In fact, I've worked at design companies that took an artisanal approach to web site design, where the designers crafted a beautiful solution derived from intuition and their incomparable ability to execute on it. Clients would receive this work, not know quite what to do with it (since they didn't share or understand the artisanal vision), and would often alter it beyond recognition. In this instance, no one is happy--the agency can no longer point to the work as an exemplar, and the clients feel they spent a lot of money on something that didn't work for them.

So, for the sake of playing it safe, we assume engineering methods, either from the field of usability engineering (in order to ensure our products will work), from library and information science (relying on accepted practice in the organization of information), and computer science (from database design to human-computer interaction).

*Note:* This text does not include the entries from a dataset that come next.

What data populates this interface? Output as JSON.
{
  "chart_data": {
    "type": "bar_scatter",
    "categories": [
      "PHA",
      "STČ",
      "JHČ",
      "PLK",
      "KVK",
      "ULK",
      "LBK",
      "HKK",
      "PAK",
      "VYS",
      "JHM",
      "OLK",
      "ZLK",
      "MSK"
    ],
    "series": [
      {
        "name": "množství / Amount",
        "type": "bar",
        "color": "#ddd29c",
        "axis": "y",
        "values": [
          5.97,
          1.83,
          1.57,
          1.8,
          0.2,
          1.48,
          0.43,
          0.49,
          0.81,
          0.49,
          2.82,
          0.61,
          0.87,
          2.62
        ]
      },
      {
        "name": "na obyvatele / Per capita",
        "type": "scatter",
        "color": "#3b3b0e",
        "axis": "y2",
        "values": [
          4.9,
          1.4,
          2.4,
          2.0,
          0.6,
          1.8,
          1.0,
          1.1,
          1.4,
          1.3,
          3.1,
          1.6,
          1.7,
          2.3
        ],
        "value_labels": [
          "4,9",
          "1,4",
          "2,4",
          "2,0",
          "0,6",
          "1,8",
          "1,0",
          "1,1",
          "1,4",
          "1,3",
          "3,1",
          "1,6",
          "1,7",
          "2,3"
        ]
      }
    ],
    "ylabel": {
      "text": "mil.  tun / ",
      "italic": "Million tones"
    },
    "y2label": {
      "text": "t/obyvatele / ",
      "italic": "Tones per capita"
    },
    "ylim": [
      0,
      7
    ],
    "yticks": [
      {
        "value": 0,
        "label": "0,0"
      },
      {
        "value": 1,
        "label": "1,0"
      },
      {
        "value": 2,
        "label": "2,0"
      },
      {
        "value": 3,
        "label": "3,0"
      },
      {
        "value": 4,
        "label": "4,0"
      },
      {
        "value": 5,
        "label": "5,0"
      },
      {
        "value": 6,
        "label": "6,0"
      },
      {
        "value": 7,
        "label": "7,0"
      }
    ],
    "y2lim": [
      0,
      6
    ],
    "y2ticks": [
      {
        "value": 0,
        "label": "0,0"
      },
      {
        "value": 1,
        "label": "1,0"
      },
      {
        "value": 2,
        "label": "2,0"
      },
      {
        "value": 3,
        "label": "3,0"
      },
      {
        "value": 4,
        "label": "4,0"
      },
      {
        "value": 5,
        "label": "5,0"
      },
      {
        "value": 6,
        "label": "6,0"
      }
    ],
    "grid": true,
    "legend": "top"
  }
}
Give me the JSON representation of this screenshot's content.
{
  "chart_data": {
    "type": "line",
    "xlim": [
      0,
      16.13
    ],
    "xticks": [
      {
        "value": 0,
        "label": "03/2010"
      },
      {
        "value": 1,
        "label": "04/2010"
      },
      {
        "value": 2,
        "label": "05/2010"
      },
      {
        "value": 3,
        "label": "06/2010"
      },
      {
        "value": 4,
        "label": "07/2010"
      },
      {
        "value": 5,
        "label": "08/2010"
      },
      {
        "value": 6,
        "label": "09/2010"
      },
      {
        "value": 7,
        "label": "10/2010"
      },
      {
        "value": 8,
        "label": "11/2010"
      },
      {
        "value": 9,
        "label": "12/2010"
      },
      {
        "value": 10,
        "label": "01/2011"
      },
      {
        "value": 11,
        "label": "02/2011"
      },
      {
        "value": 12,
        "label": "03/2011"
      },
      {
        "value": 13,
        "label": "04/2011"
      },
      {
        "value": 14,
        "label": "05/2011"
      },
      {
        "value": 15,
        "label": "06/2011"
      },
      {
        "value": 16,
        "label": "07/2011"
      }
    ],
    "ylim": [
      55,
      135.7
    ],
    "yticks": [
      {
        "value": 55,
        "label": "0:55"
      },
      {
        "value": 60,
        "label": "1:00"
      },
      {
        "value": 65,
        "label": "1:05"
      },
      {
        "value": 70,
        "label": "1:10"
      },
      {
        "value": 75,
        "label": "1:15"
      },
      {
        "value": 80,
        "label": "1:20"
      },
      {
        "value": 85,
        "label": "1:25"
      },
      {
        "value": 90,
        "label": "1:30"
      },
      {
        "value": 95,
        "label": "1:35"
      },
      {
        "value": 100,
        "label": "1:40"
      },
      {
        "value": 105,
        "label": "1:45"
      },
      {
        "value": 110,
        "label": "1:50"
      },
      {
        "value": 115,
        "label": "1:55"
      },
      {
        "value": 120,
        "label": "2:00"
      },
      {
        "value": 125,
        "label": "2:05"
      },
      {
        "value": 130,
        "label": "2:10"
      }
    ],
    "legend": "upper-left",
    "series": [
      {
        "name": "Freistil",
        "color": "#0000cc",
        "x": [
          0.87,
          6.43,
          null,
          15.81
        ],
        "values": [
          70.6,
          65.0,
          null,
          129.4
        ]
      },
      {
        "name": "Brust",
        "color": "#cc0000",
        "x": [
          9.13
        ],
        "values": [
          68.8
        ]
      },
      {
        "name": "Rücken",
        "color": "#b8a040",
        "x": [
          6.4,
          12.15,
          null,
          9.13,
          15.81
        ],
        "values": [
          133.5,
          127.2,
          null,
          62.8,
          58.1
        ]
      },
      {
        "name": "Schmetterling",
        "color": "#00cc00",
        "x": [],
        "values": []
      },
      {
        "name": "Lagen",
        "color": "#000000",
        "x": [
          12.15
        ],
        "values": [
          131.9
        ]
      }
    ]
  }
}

Unfortunately those methods lead to overly reductive approaches, wherein you attempt to address every little problem in the system. We aim for solutions the success of which can be easily measured, and this doesn't take into account the reality of the messineess of the systems we're creating. We provide a false sense of structure and order on top of what is chaos.

Perhaps most damaging, and what I suspect Jesse was getting at in his statement, is that such reduction limits our ability for insight. For seeing the Big Picture. For making the intuitive leap that will push the design to the 'next level.'

The logical extreme of this precedence of the engineering approach is that every site looks and operates similarly, because the reductive methods will result in the same solutions. And you're seeing that emerge across the web, in travel sites, financial services sites, much of e-commerce.

And while it's been important for sites to achieve that baseline of functionality and usability, we're reaching a point where it's imperative that we move beyond that. It's time to utilize insight to provide a unique engagement for our visitors. Not that we ought to abandon engineering methods. Far from it -- we need to figure out ways to merge craft and engineering to provide the greatest satisfaction.